Amor que duele, pero salva

Amor que duele, pero salva
José Nelson Durón V.
Columnista
Afirmemos, con el debido permiso, que hoy es el día del amor, pues las palabras del Señor Jesús son de vida eterna.

Digamos que hoy es la fecha de lo decisivo, definitivo; meditemos en que el Señor Jesús entró en la historia del hombre de puntillas, sin avisarnos, escondido en el asombroso misterio de su Padre Dios, para traer copas rebosantes de Su amor. Vino para redimirnos, enviado por Su Padre, que aguarda desde el quicio desconocido el regreso de sus hijos enamorados del mundo y de las alegrías pequeñas, que los hombres nos inventamos para no aburrirnos o para aprovecharnos de los demás. A cambio, se lo matamos; muerte sin embargo fecunda, como fértil y providente es el amor. El Padre espera, asomado al abismo de la historia, en ascuas el corazón, lleno de esperanza y confianza; aguarda el regreso de sus hijos. Amor que ama a lo infinito, a lo divino, y sufre en el mismo grado. Amar, nos enseña Él, es sufrir; despreciar lo efímero por lo trascendente; respetar equitativamente; desvalorar lo tuyo para valorar al pequeño; justipreciarlo; abrazarlo en las buenas y en las malas, sin importar si huele a importado, a pobre o a sudado; amar a Dios y a todos, como el pobre de Nazaret, que nos amó al extremo. Por ello la cruz de Jesús desconcierta, apasiona, seduce y fascina; es el ícono eterno del amor.
¿Cómo va a dormir el otro, comer, estudiar, cubrirse, sanar, estudiar, trabajar, sobrevivir apenas, si no se lo procuras tú, que puedes? ¿Cómo lo hará?

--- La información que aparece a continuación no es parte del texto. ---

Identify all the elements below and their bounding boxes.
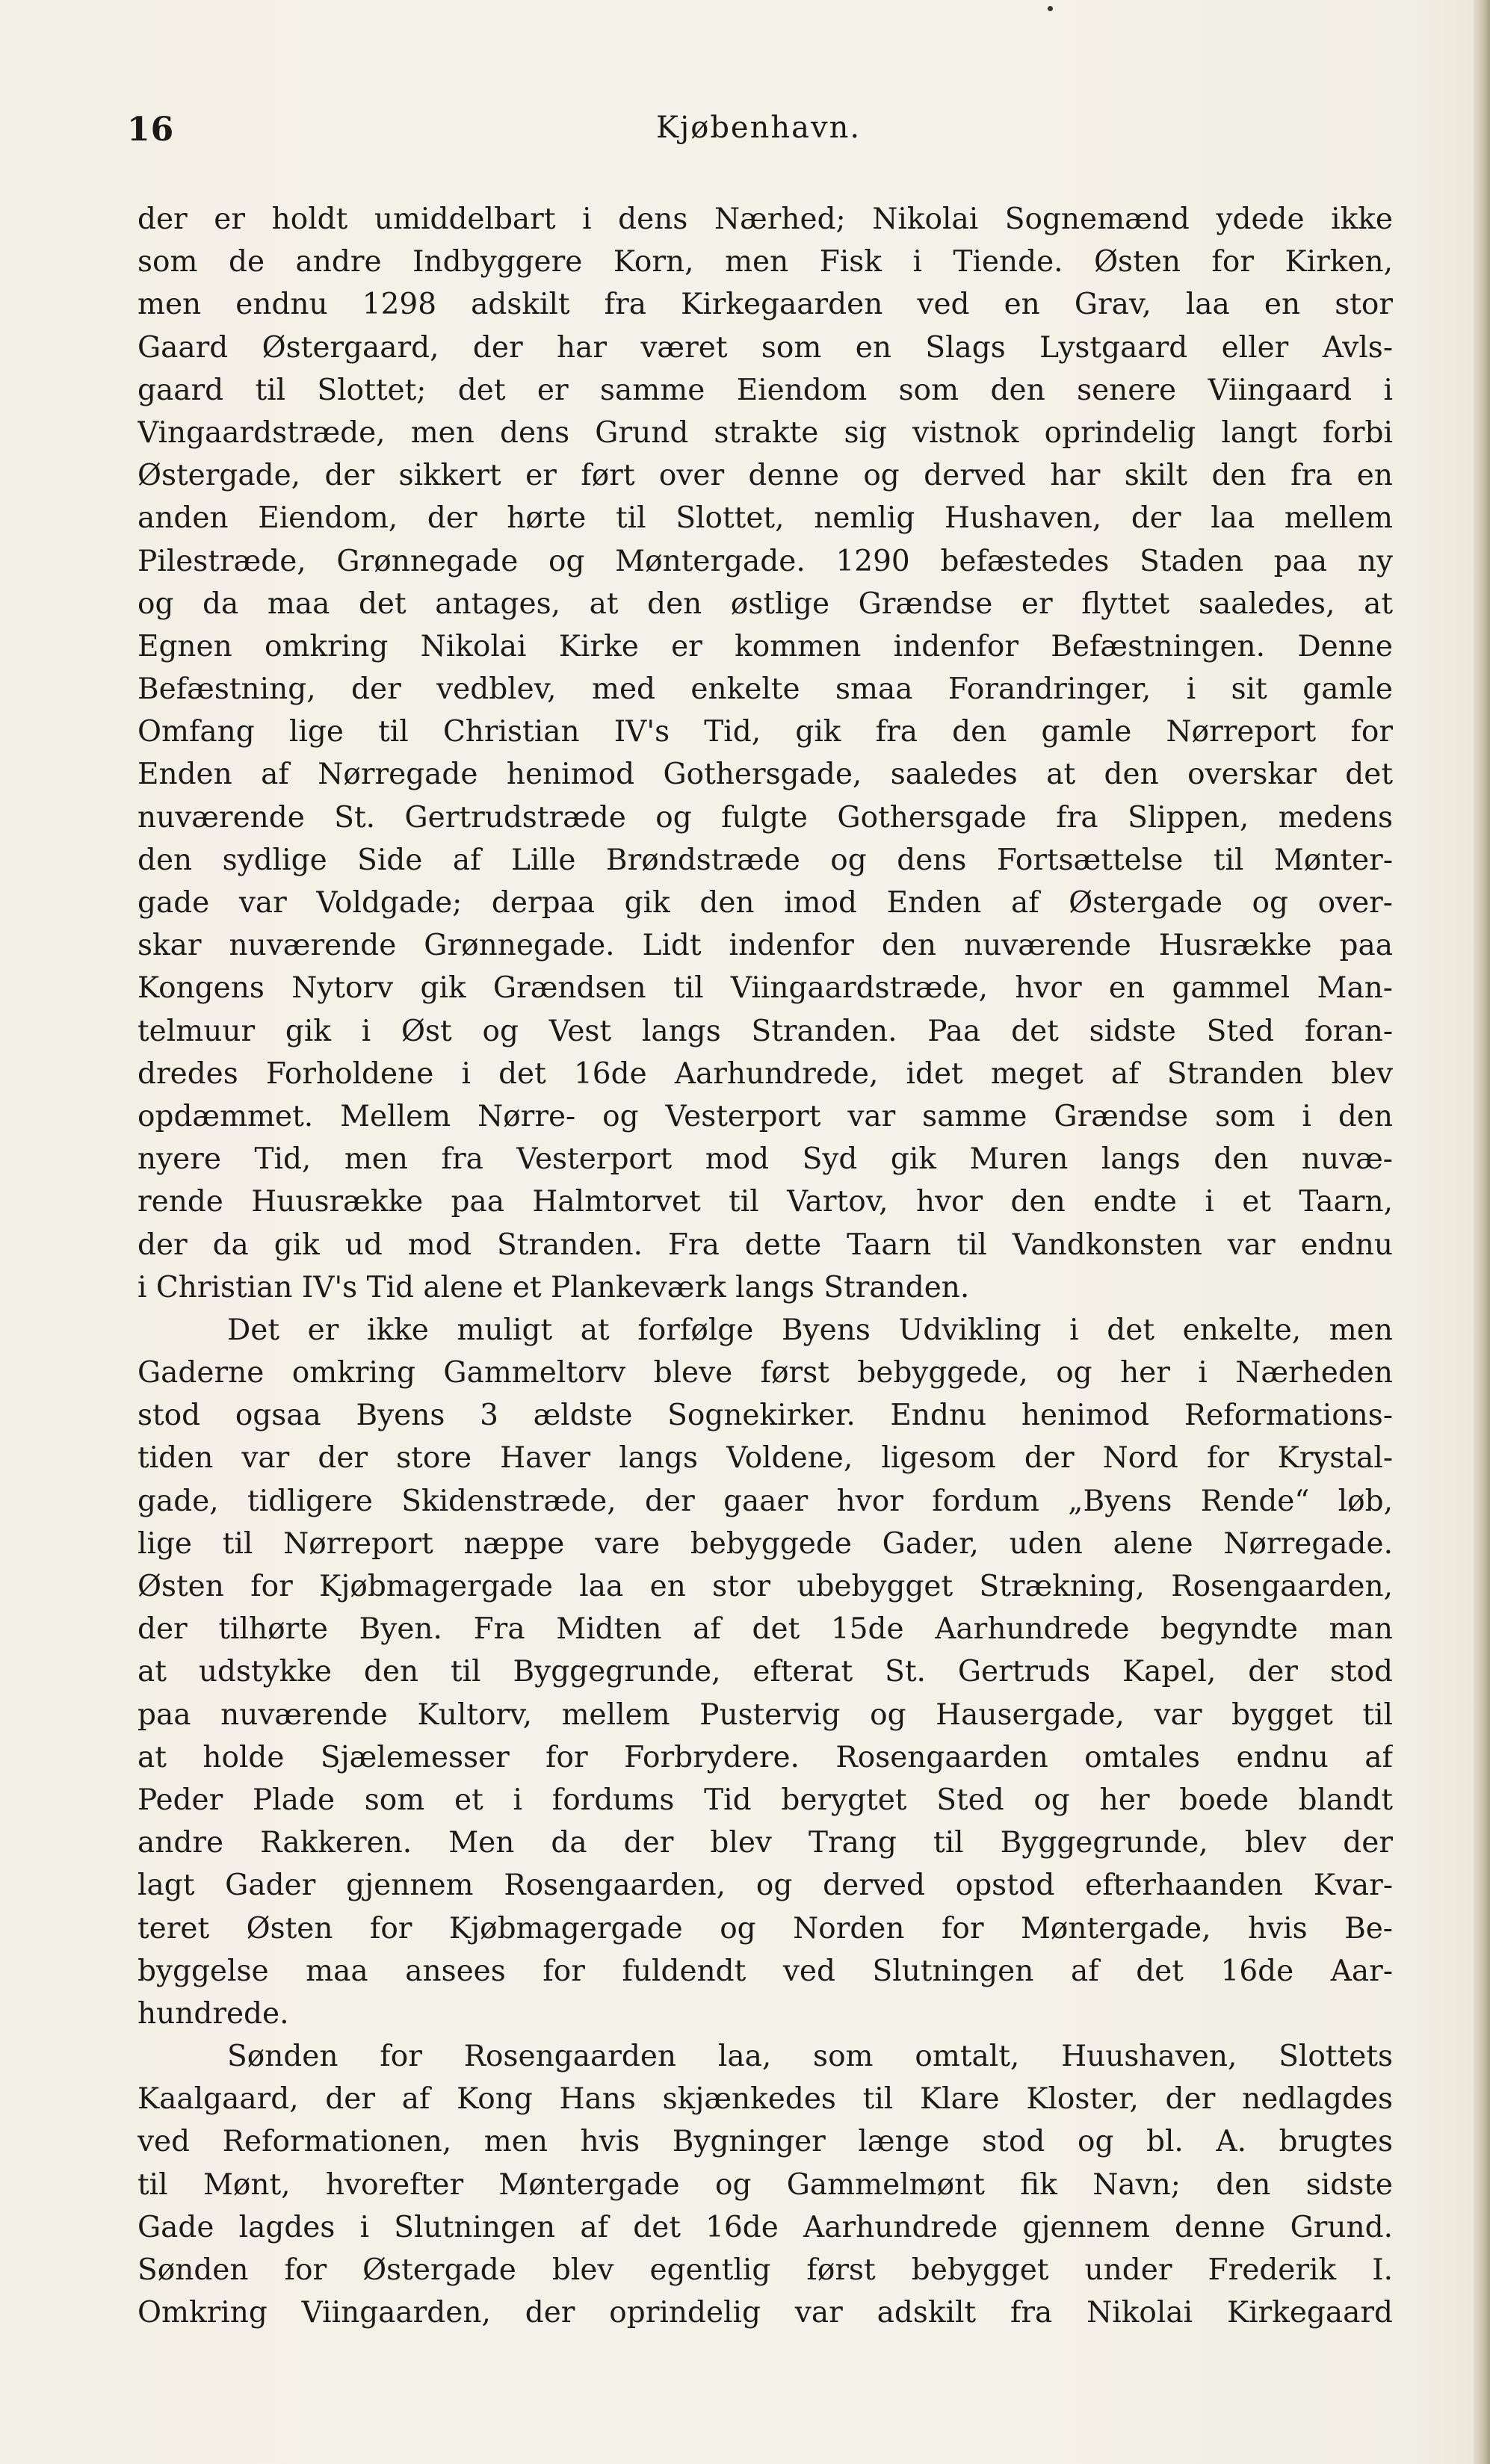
- text-line: anden Eiendom, der hørte til Slottet, nemlig Hushaven, der laa mellem: [137, 501, 1393, 536]
- body-text: [137, 198, 1393, 2334]
- page-number: 16: [127, 111, 175, 149]
- text-line: nyere Tid, men fra Vesterport mod Syd gik Muren langs den nuvæ-: [137, 1142, 1393, 1177]
- ink-speck: [1048, 6, 1053, 11]
- text-line: teret Østen for Kjøbmagergade og Norden for Møntergade, hvis Be-: [137, 1911, 1393, 1945]
- text-line: byggelse maa ansees for fuldendt ved Slutningen af det 16de Aar-: [137, 1954, 1393, 1988]
- text-line: Kaalgaard, der af Kong Hans skjænkedes til Klare Kloster, der nedlagdes: [137, 2082, 1393, 2117]
- text-line: tiden var der store Haver langs Voldene, ligesom der Nord for Krystal-: [137, 1441, 1393, 1476]
- text-line: nuværende St. Gertrudstræde og fulgte Gothersgade fra Slippen, medens: [137, 800, 1393, 835]
- text-line: Befæstning, der vedblev, med enkelte smaa Forandringer, i sit gamle: [137, 672, 1393, 707]
- text-line: Gade lagdes i Slutningen af det 16de Aarhundrede gjennem denne Grund.: [137, 2210, 1393, 2244]
- text-line: men endnu 1298 adskilt fra Kirkegaarden ved en Grav, laa en stor: [137, 288, 1393, 322]
- text-line: Sønden for Østergade blev egentlig først bebygget under Frederik I.: [137, 2253, 1393, 2287]
- text-line: Gaderne omkring Gammeltorv bleve først bebyggede, og her i Nærheden: [137, 1356, 1393, 1390]
- text-line: dredes Forholdene i det 16de Aarhundrede, idet meget af Stranden blev: [137, 1056, 1393, 1091]
- text-line: Pilestræde, Grønnegade og Møntergade. 1290 befæstedes Staden paa ny: [137, 544, 1393, 578]
- page-header: [127, 105, 1390, 157]
- text-line: Det er ikke muligt at forfølge Byens Udvikling i det enkelte, men: [227, 1313, 1393, 1347]
- text-line: Vingaardstræde, men dens Grund strakte sig vistnok oprindelig langt forbi: [137, 415, 1393, 450]
- text-line: i Christian IV's Tid alene et Plankeværk langs Stranden.: [137, 1270, 970, 1304]
- text-line: Egnen omkring Nikolai Kirke er kommen indenfor Befæstningen. Denne: [137, 629, 1393, 663]
- text-line: gaard til Slottet; det er samme Eiendom som den senere Viingaard i: [137, 373, 1393, 407]
- text-line: lagt Gader gjennem Rosengaarden, og derved opstod efterhaanden Kvar-: [137, 1869, 1393, 1903]
- text-line: at holde Sjælemesser for Forbrydere. Rosengaarden omtales endnu af: [137, 1740, 1393, 1774]
- text-line: Enden af Nørregade henimod Gothersgade, saaledes at den overskar det: [137, 758, 1393, 792]
- text-line: telmuur gik i Øst og Vest langs Stranden. Paa det sidste Sted foran-: [137, 1014, 1393, 1048]
- text-line: Sønden for Rosengaarden laa, som omtalt, Huushaven, Slottets: [227, 2040, 1393, 2074]
- text-line: der er holdt umiddelbart i dens Nærhed; Nikolai Sognemænd ydede ikke: [137, 202, 1393, 236]
- text-line: den sydlige Side af Lille Brøndstræde og dens Fortsættelse til Mønter-: [137, 843, 1393, 877]
- text-line: Peder Plade som et i fordums Tid berygtet Sted og her boede blandt: [137, 1783, 1393, 1817]
- running-title: Kjøbenhavn.: [655, 111, 862, 145]
- text-line: stod ogsaa Byens 3 ældste Sognekirker. Endnu henimod Reformations-: [137, 1399, 1393, 1433]
- text-line: gade, tidligere Skidenstræde, der gaaer hvor fordum „Byens Rende“ løb,: [137, 1484, 1393, 1518]
- text-line: gade var Voldgade; derpaa gik den imod Enden af Østergade og over-: [137, 886, 1393, 920]
- text-line: rende Huusrække paa Halmtorvet til Vartov, hvor den endte i et Taarn,: [137, 1185, 1393, 1219]
- text-line: Omkring Viingaarden, der oprindelig var adskilt fra Nikolai Kirkegaard: [137, 2296, 1393, 2330]
- text-line: hundrede.: [137, 1996, 289, 2031]
- text-line: Kongens Nytorv gik Grændsen til Viingaardstræde, hvor en gammel Man-: [137, 971, 1393, 1006]
- text-line: der tilhørte Byen. Fra Midten af det 15de Aarhundrede begyndte man: [137, 1612, 1393, 1647]
- text-line: lige til Nørreport næppe vare bebyggede Gader, uden alene Nørregade.: [137, 1526, 1393, 1561]
- text-line: der da gik ud mod Stranden. Fra dette Taarn til Vandkonsten var endnu: [137, 1228, 1393, 1262]
- text-line: og da maa det antages, at den østlige Grændse er flyttet saaledes, at: [137, 586, 1393, 621]
- page-edge-shadow: [1474, 0, 1490, 2464]
- text-line: Omfang lige til Christian IV's Tid, gik fra den gamle Nørreport for: [137, 715, 1393, 749]
- text-line: skar nuværende Grønnegade. Lidt indenfor den nuværende Husrække paa: [137, 929, 1393, 963]
- text-line: paa nuværende Kultorv, mellem Pustervig og Hausergade, var bygget til: [137, 1697, 1393, 1732]
- text-line: opdæmmet. Mellem Nørre- og Vesterport var samme Grændse som i den: [137, 1099, 1393, 1133]
- text-line: at udstykke den til Byggegrunde, efterat St. Gertruds Kapel, der stod: [137, 1655, 1393, 1689]
- text-line: til Mønt, hvorefter Møntergade og Gammelmønt fik Navn; den sidste: [137, 2167, 1393, 2202]
- text-line: Gaard Østergaard, der har været som en Slags Lystgaard eller Avls-: [137, 330, 1393, 365]
- text-line: Østergade, der sikkert er ført over denne og derved har skilt den fra en: [137, 459, 1393, 493]
- text-line: ved Reformationen, men hvis Bygninger længe stod og bl. A. brugtes: [137, 2125, 1393, 2159]
- text-line: som de andre Indbyggere Korn, men Fisk i Tiende. Østen for Kirken,: [137, 245, 1393, 279]
- text-line: andre Rakkeren. Men da der blev Trang til Byggegrunde, blev der: [137, 1826, 1393, 1860]
- text-line: Østen for Kjøbmagergade laa en stor ubebygget Strækning, Rosengaarden,: [137, 1570, 1393, 1603]
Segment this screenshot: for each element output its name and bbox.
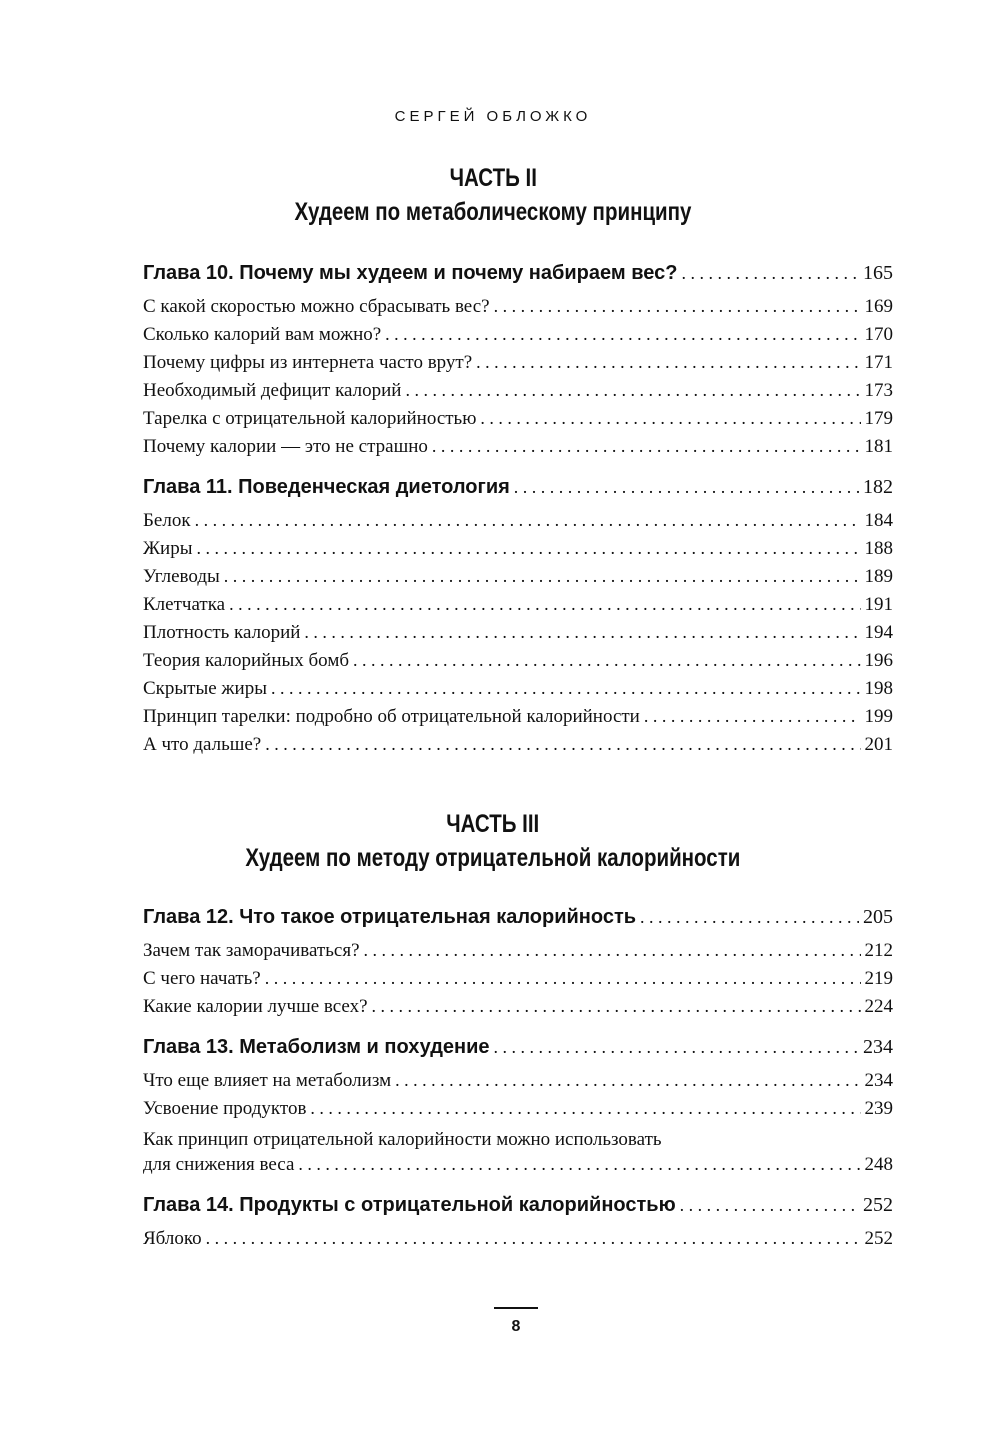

No quieras despreciar lo máximo que te da el Señor desde su cruz, su sacrificio y su pasión, que te lo ofrece cada día en cada Eucaristía: su cuerpo, sangre, alma y divinidad. No quieras pasar por esta vida como el río, risueñamente, saludando cantarinamente con rumbos insospechados, o como el viento, que apenas besa a su paso las mejillas suaves de la amada que se ruboriza, indiferente talvez a lo importante. No. Busca dejar huellas amables de tu paso. No hacer sombra sobre nadie, más bien encender luceros que iluminen los caminos comunes y fuegos donde quemar el egoísmo y la injusticia. Los fundamentos de la fe cristiana, recuerda, son amar a Dios con todas las fuerzas y al prójimo como a nosotros mismos.